Bullying, suicide among school kids linked

July 18th, 2008 - 4:47 pm ICT by IANS  

Washington, July 18 (IANS) Researchers have uncovered a link between bullying, being bullied and suicide in children based on review of studies from 13 countries. “While there is no definitive evidence that bullying makes kids more likely to kill themselves, now we see there’s a likely association,” said review co-author Young-Shin Kim, assistant professor at Yale School of Medicine.

Kim and colleague Bennett Leventhal, analysed 37 studies that examined bullying and suicide among children and adolescents from US, Canada, UK, Germany, South Korea, Japan and South Africa.

Almost all of the studies found connections between being bullied and suicidal thoughts among children. Five reported that bullying victims were two to nine times more likely to report suicidal thoughts than other children were.

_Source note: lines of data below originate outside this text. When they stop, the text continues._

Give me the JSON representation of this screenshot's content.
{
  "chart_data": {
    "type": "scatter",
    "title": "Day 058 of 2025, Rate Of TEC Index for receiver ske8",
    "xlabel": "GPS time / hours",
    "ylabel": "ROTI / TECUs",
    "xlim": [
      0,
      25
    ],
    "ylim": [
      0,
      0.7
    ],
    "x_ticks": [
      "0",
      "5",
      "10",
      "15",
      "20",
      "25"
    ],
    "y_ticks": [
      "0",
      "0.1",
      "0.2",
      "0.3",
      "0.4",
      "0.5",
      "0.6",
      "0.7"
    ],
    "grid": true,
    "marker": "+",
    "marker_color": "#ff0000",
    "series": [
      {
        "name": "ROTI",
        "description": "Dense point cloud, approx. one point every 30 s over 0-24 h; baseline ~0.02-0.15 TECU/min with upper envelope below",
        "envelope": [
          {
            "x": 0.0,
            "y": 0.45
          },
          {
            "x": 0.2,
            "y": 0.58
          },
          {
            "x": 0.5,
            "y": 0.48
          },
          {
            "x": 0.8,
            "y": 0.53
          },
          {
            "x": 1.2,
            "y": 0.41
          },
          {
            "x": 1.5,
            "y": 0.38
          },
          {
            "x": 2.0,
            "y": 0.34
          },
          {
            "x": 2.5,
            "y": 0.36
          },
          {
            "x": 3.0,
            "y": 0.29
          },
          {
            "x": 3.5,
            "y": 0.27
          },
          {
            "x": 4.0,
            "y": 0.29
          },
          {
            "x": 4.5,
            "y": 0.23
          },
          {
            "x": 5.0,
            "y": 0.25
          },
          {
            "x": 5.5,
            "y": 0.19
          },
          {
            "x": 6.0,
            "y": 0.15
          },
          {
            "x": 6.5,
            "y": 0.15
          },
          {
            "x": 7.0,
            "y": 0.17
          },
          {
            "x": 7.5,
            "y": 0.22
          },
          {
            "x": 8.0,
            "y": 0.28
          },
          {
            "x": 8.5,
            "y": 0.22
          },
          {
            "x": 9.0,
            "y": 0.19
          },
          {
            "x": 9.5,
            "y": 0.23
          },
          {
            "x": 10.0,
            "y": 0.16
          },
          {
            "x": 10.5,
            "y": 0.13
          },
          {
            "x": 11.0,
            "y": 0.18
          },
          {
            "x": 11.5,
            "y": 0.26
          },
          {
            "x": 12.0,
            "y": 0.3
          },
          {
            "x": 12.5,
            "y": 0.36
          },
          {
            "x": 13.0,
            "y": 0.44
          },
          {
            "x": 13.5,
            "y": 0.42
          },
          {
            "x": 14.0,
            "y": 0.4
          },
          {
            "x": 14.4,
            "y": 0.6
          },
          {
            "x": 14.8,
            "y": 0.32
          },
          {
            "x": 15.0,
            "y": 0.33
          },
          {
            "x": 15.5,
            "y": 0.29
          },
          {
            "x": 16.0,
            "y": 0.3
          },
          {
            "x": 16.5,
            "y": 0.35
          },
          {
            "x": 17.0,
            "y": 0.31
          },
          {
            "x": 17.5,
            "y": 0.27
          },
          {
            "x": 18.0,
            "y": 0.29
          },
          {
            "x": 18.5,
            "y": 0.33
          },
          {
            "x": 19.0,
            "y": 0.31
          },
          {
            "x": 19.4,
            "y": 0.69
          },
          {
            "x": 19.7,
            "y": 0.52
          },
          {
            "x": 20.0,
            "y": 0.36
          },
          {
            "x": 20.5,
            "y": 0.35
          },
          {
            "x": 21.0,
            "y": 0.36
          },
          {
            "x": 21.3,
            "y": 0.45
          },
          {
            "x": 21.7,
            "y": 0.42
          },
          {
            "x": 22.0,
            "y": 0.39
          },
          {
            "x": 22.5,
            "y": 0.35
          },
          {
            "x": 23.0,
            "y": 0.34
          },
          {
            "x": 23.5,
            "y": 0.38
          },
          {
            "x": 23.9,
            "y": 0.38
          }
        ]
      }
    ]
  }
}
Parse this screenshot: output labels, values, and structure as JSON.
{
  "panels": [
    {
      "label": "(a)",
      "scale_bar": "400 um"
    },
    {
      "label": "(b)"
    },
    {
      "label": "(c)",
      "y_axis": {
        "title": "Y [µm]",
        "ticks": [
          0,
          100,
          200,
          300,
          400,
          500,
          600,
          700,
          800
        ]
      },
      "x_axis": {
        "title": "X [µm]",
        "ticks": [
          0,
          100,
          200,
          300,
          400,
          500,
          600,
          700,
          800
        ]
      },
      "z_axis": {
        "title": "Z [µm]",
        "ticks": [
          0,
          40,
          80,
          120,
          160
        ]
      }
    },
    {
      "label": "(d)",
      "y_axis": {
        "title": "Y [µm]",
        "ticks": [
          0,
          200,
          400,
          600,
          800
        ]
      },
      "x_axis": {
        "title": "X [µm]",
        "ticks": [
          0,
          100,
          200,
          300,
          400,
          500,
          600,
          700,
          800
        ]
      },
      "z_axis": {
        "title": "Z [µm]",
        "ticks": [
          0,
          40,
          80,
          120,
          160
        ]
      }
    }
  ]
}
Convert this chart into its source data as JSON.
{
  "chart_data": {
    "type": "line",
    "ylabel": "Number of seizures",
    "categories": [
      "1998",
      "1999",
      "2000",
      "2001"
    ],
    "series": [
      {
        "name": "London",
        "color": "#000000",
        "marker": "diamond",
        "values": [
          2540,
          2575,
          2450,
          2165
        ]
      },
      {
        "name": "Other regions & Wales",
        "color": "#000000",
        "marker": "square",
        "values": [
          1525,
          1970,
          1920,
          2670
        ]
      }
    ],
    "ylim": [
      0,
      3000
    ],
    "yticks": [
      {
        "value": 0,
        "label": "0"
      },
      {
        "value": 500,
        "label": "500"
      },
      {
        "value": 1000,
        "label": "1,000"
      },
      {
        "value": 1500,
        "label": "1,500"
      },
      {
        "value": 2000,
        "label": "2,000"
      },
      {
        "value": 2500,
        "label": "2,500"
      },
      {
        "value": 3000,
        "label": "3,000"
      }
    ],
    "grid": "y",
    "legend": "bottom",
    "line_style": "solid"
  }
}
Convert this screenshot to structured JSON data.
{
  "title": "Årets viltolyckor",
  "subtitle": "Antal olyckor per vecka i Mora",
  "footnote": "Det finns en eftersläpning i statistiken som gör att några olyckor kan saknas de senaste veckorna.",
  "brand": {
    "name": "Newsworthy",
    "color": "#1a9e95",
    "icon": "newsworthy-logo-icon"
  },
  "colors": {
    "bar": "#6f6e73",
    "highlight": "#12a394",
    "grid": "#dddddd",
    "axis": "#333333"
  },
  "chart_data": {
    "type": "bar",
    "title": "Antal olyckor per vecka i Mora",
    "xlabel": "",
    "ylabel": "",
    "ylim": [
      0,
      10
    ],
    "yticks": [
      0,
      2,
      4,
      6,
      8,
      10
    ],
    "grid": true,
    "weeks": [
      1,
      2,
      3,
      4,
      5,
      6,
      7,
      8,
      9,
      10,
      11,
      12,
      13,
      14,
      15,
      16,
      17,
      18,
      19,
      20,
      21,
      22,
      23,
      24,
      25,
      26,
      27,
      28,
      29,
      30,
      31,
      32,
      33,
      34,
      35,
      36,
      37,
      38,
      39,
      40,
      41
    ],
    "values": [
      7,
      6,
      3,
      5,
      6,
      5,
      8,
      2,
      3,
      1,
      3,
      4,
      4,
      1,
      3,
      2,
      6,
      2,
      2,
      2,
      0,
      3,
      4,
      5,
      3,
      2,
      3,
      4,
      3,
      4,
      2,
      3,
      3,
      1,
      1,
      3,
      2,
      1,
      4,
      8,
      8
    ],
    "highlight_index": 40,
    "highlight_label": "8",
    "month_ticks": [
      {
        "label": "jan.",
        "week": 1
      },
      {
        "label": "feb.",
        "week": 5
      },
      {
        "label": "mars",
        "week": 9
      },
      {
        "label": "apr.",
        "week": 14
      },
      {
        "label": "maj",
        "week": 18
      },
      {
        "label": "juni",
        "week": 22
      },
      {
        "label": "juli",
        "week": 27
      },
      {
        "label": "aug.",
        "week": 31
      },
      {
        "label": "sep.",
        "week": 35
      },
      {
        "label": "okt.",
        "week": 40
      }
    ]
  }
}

Even “the perpetrators who are the bullies also have an increased risk for suicidal behaviours,” Kim said.

However, the way the studies were designed made it impossible for researchers to determine conclusively whether bullying leads to suicide, Kim said.

Besides, the authors report that most of the studies failed to take into account the influence of factors like gender, psychiatric problems and a history of suicide attempts.

Kim said her interest in bullying grew several years ago when she visited South Korea and heard several new slang terms referring to bullies and their victims. The words reflected “an elaborated system of bullying,” she said.

According to international studies, bullying is common and affects anywhere from 9 percent to 54 percent of children. In the United States, many have blamed bullying for spurring acts of violence, including the Columbine High School massacre.

In the United States, many adults scoff at bullying and say, “oh, that’s what happens when kids are growing up,” according to Kim, who argues that bullying is serious and causes major problems for children.

These findings have been published in International Journal of Adolescent Medicine and Health.